The Great Rift Valley or the “Syrian – African Break” in Hebrew, is a continuous geographic trench caused 35 million years ago by movement of tectonic plates. This topographic phenomenon which crosses contemporary Israel is carving out the Jordan River, the Sea of Galilee, the Dead Sea and the Red Sea and shapes the physical borders of the Israeli State. With Lebanon and Syria in the north, Jordan along the eastern front and with Egypt in the south.
Route 90 is the longest single road in Israel (470km). It follows the valley floor of the ‘Break’ from north to south, border to border and via the West Bank in parts. In this body of works, I import the notion of the epic American road-trips, endless roads and vast open spaces, into the Israeli small and confined territory.
Although the ‘break’ describes the physical features of the Great Rift Valley, it is also a metaphor for a certain sentiment, towards the land of contradictions I used to call home.
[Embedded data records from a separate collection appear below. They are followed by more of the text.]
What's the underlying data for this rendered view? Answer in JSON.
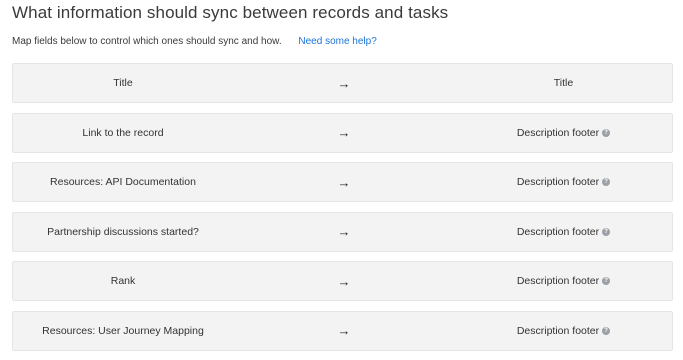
{
  "page": {
    "title": "What information should sync between records and tasks",
    "subtitle": "Map fields below to control which ones should sync and how.",
    "help_link": "Need some help?"
  },
  "mappings": [
    {
      "source": "Title",
      "arrow": "→",
      "target": "Title",
      "has_help": false
    },
    {
      "source": "Link to the record",
      "arrow": "→",
      "target": "Description footer",
      "has_help": true
    },
    {
      "source": "Resources: API Documentation",
      "arrow": "→",
      "target": "Description footer",
      "has_help": true
    },
    {
      "source": "Partnership discussions started?",
      "arrow": "→",
      "target": "Description footer",
      "has_help": true
    },
    {
      "source": "Rank",
      "arrow": "→",
      "target": "Description footer",
      "has_help": true
    },
    {
      "source": "Resources: User Journey Mapping",
      "arrow": "→",
      "target": "Description footer",
      "has_help": true
    }
  ],
  "icons": {
    "help": "question-circle-icon",
    "arrow": "right-arrow-icon"
  },
  "colors": {
    "link": "#1a73d9",
    "row_bg": "#f3f3f3"
  }
}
With the use of large format camera, I transform the relics into monuments and alter the space into a complex photographic perspective; Poetic and laced with empathy yet tinged with irony and underlying ideological tones. Ambiguity runs through the works and sews them together in this ongoing dialogue between the mundane and the sublime.
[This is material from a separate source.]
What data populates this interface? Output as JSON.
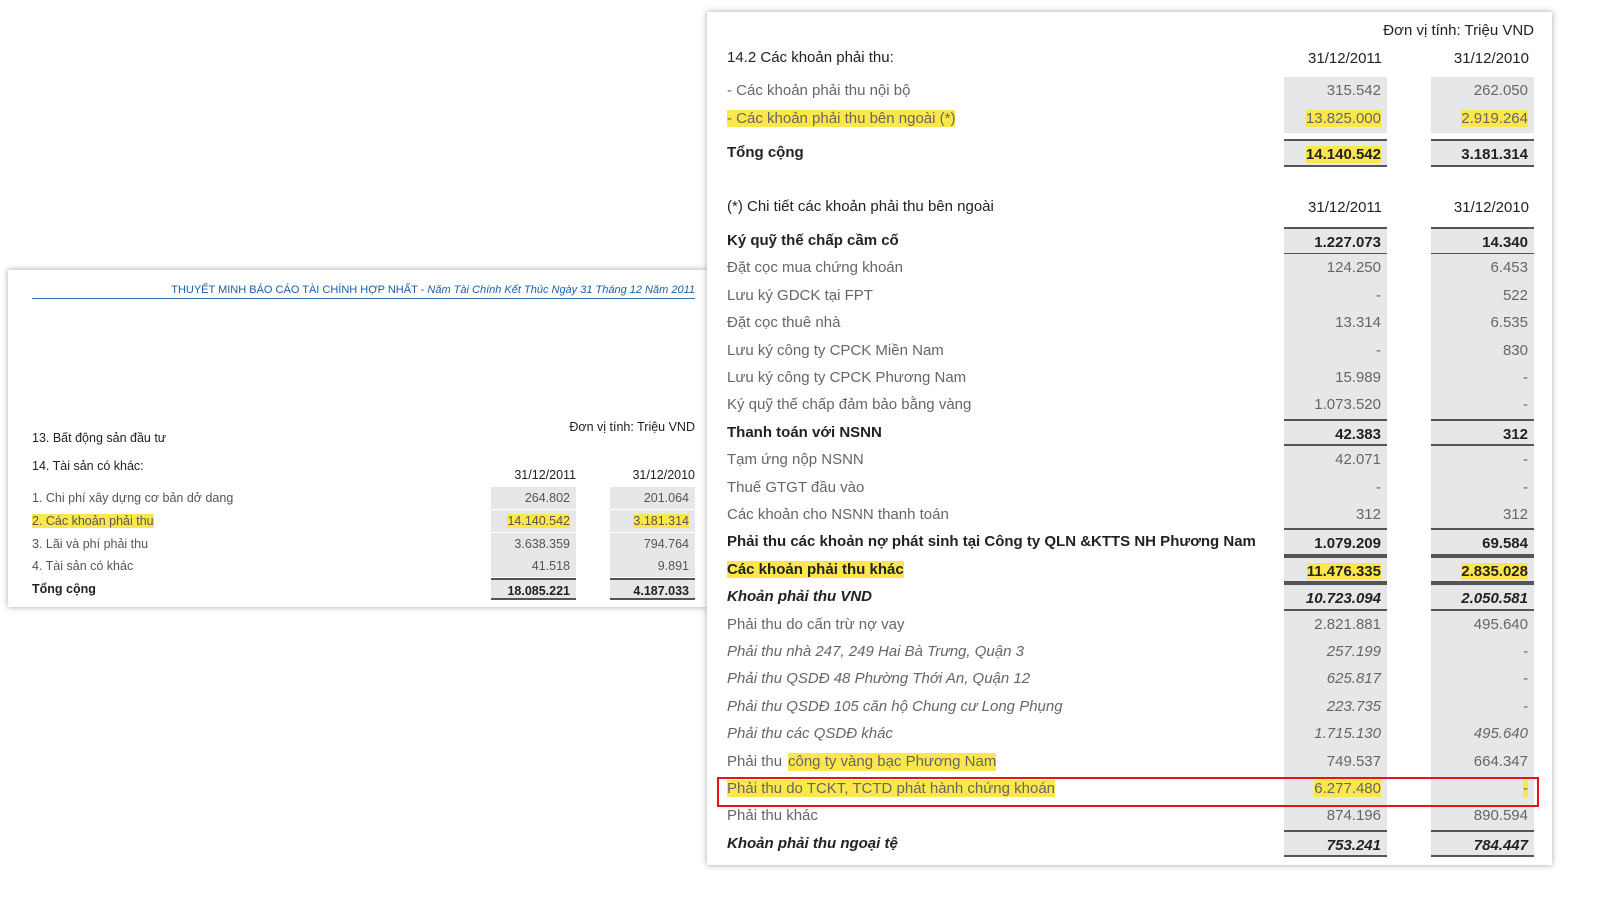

I am a London based – Israeli artist (b.1985)
I grew up on a Kibbutz, located on the northern Israeli border with Lebanon. In 2009 I moved to Tel Aviv, where I completed a BA Photography in 2013. After years of investigating the Israeli landscape, its geography, historical narratives and my own biography, I left Israel in 2018.
My photographic practice is concerned with landscape as a complex intersection between culture, geography and autobiography. The effects of human activity on land, political borders and ecology are amongst the issues investigated in my work. The use of large format camera and film creates a multi-layered photographic perspective; pictorial and alluring yet seeking to disrupt traditional modes of landscape representation.